Miami, October 29 (RHC)-- The oldest inmate at the United States-run Guantanamo Bay detention facility in Cuba Saifullah Paracha has been released to his home country Pakistan after nearly 20 years of detention without trial, the South Asian country’s foreign ministry said.
“The Foreign Ministry completed an extensive inter-agency process to facilitate the repatriation of Mr Paracha,” the ministry said in a statement on Saturday. “We are glad that a Pakistani citizen detained abroad is finally reunited with his family.”
Businessman Paracha was arrested in 2003 in Thailand and accused of financing the armed group, but he has maintained his innocence and claimed a love for the United States. In May, the US approved Paracha’s release concluding only that he was “not a continuing threat” to the U.S.
Like most prisoners at Guantanamo, Paracha – aged 74 or 75 – was never formally charged and had little legal power to challenge his detention. The secretive U.S. military prison was established in the wake of 9/11 to hold suspected al-Qaeda members captured during the invasion of Afghanistan in 2001.
But of the 780 inmates held during the US’s so-called “war on terror”, 732 were released without charge. Many of them were imprisoned for more than a decade without legal means to challenge their detention.
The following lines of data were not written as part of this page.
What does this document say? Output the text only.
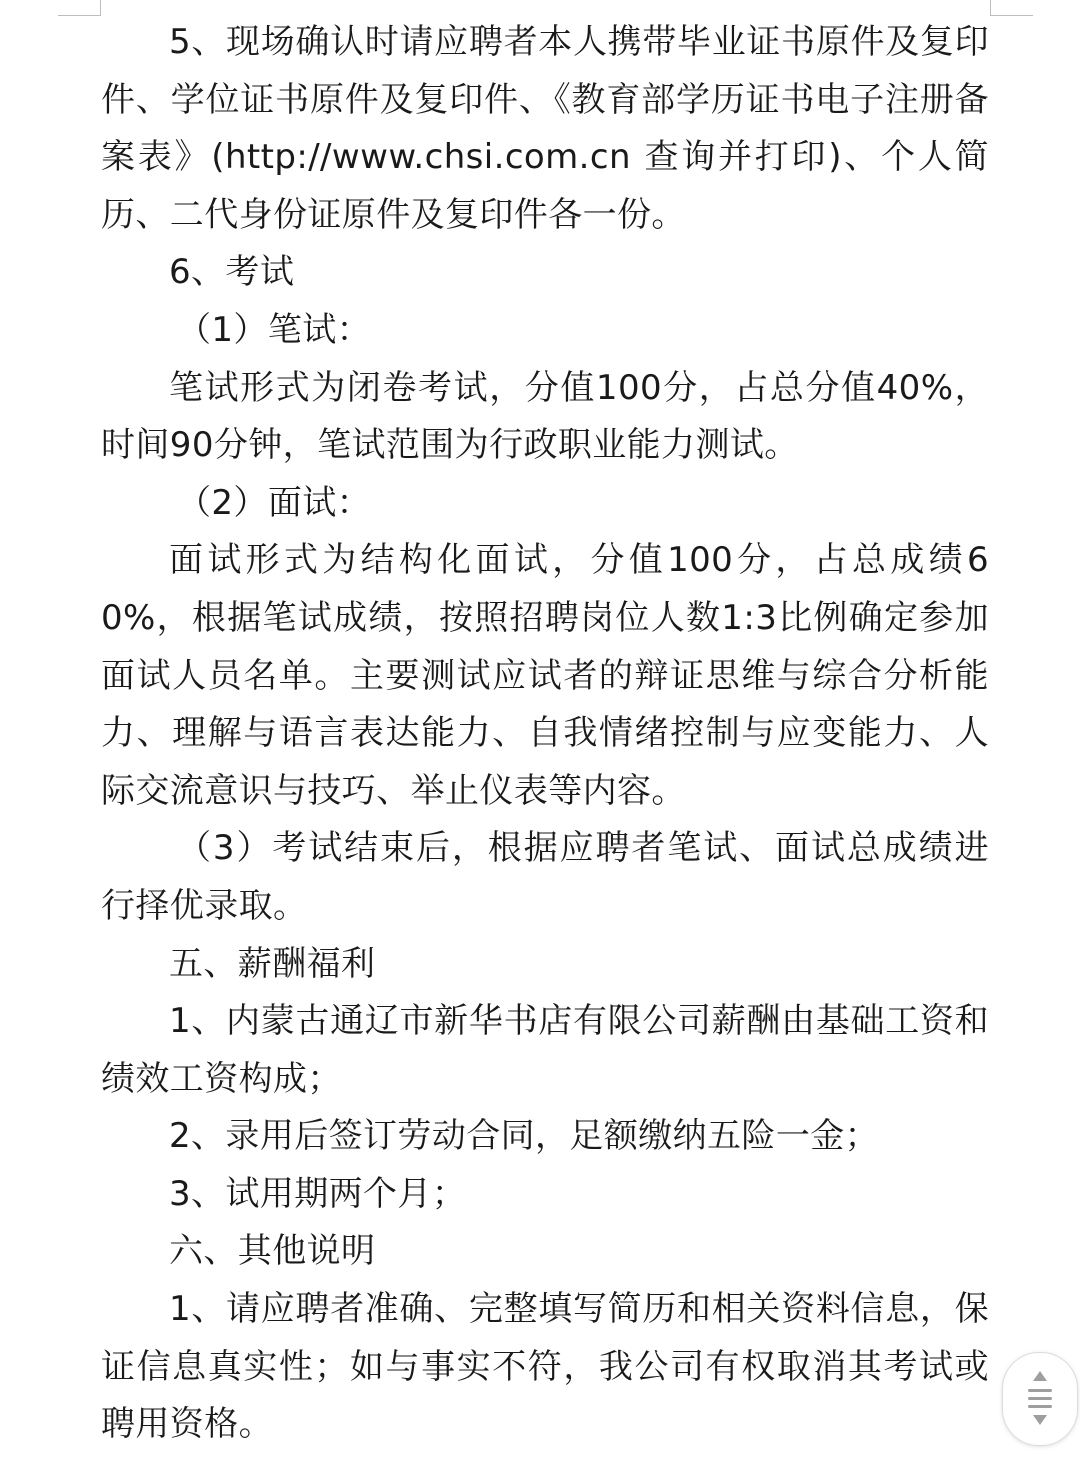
5、现场确认时请应聘者本人携带毕业证书原件及复印件、学位证书原件及复印件、《教育部学历证书电子注册备案表》(http://www.chsi.com.cn 查询并打印)、个人简历、二代身份证原件及复印件各一份。

6、考试

（1）笔试：

笔试形式为闭卷考试，分值100分，占总分值40%，时间90分钟，笔试范围为行政职业能力测试。

（2）面试：

面试形式为结构化面试，分值100分，占总成绩60%，根据笔试成绩，按照招聘岗位人数1:3比例确定参加面试人员名单。主要测试应试者的辩证思维与综合分析能力、理解与语言表达能力、自我情绪控制与应变能力、人际交流意识与技巧、举止仪表等内容。

（3）考试结束后，根据应聘者笔试、面试总成绩进行择优录取。

五、薪酬福利

1、内蒙古通辽市新华书店有限公司薪酬由基础工资和绩效工资构成；

2、录用后签订劳动合同，足额缴纳五险一金；

3、试用期两个月；

六、其他说明

1、请应聘者准确、完整填写简历和相关资料信息，保证信息真实性；如与事实不符，我公司有权取消其考试或聘用资格。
Nearly 40 prisoners remain in the world’s most infamous detention facility, which has become a symbol of human rights abuses.
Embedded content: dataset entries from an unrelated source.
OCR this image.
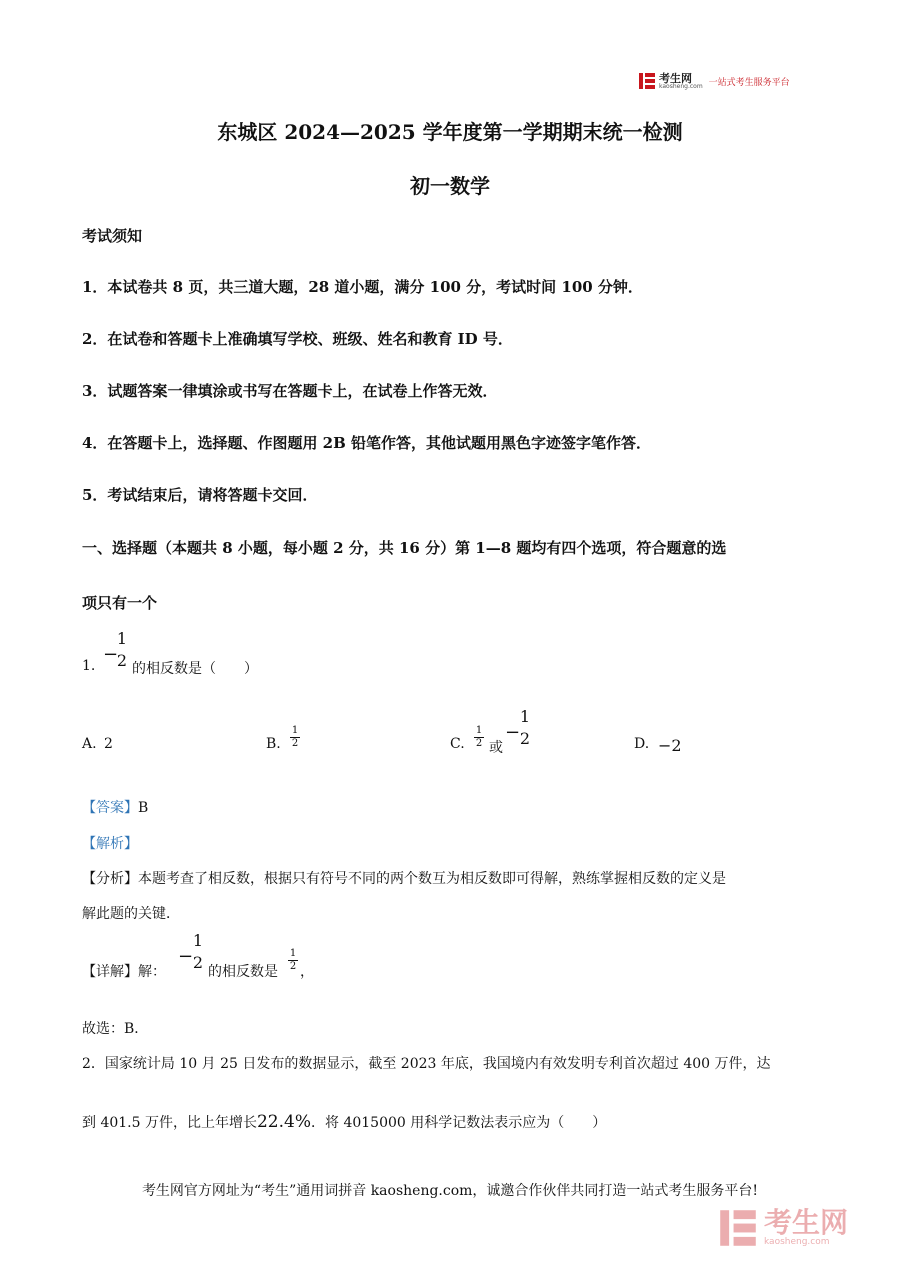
考生网
kaosheng.com 一站式考生服务平台
东城区 2024—2025 学年度第一学期期末统一检测
初一数学
考试须知
1．本试卷共 8 页，共三道大题，28 道小题，满分 100 分，考试时间 100 分钟．
2．在试卷和答题卡上准确填写学校、班级、姓名和教育 ID 号．
3．试题答案一律填涂或书写在答题卡上，在试卷上作答无效．
4．在答题卡上，选择题、作图题用 2B 铅笔作答，其他试题用黑色字迹签字笔作答．
5．考试结束后，请将答题卡交回．
一、选择题（本题共 8 小题，每小题 2 分，共 16 分）第 1—8 题均有四个选项，符合题意的选
项只有一个
1.
−
1
2 的相反数是（　　）
A. 2	B.
1
2	C.
1
2 或
−
1
2	D. −2
【答案】B
【解析】
【分析】本题考查了相反数，根据只有符号不同的两个数互为相反数即可得解，熟练掌握相反数的定义是
解此题的关键．
【详解】解：
−
1
2 的相反数是
1
2 ，
故选：B．
2．国家统计局 10 月 25 日发布的数据显示，截至 2023 年底，我国境内有效发明专利首次超过 400 万件，达
到 401.5 万件，比上年增长22.4%．将 4015000 用科学记数法表示应为（　　）
考生网官方网址为“考生”通用词拼音 kaosheng.com，诚邀合作伙伴共同打造一站式考生服务平台!
考生网
kaosheng.com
Paracha’s return home on Saturday comes after U.S. President Joe Biden last year approved his release, along with that of another Pakistani national Abdul Rabbani, 55, and Yemen native Uthman Abdul al-Rahim Uthman, 41.
Since it first opened, Guantanamo -- which illegally occupies Cuban territory -- has become notorious for human rights abuses and the fact that the United States administration did not consider its prisoners to be entitled to any protection according to international laws.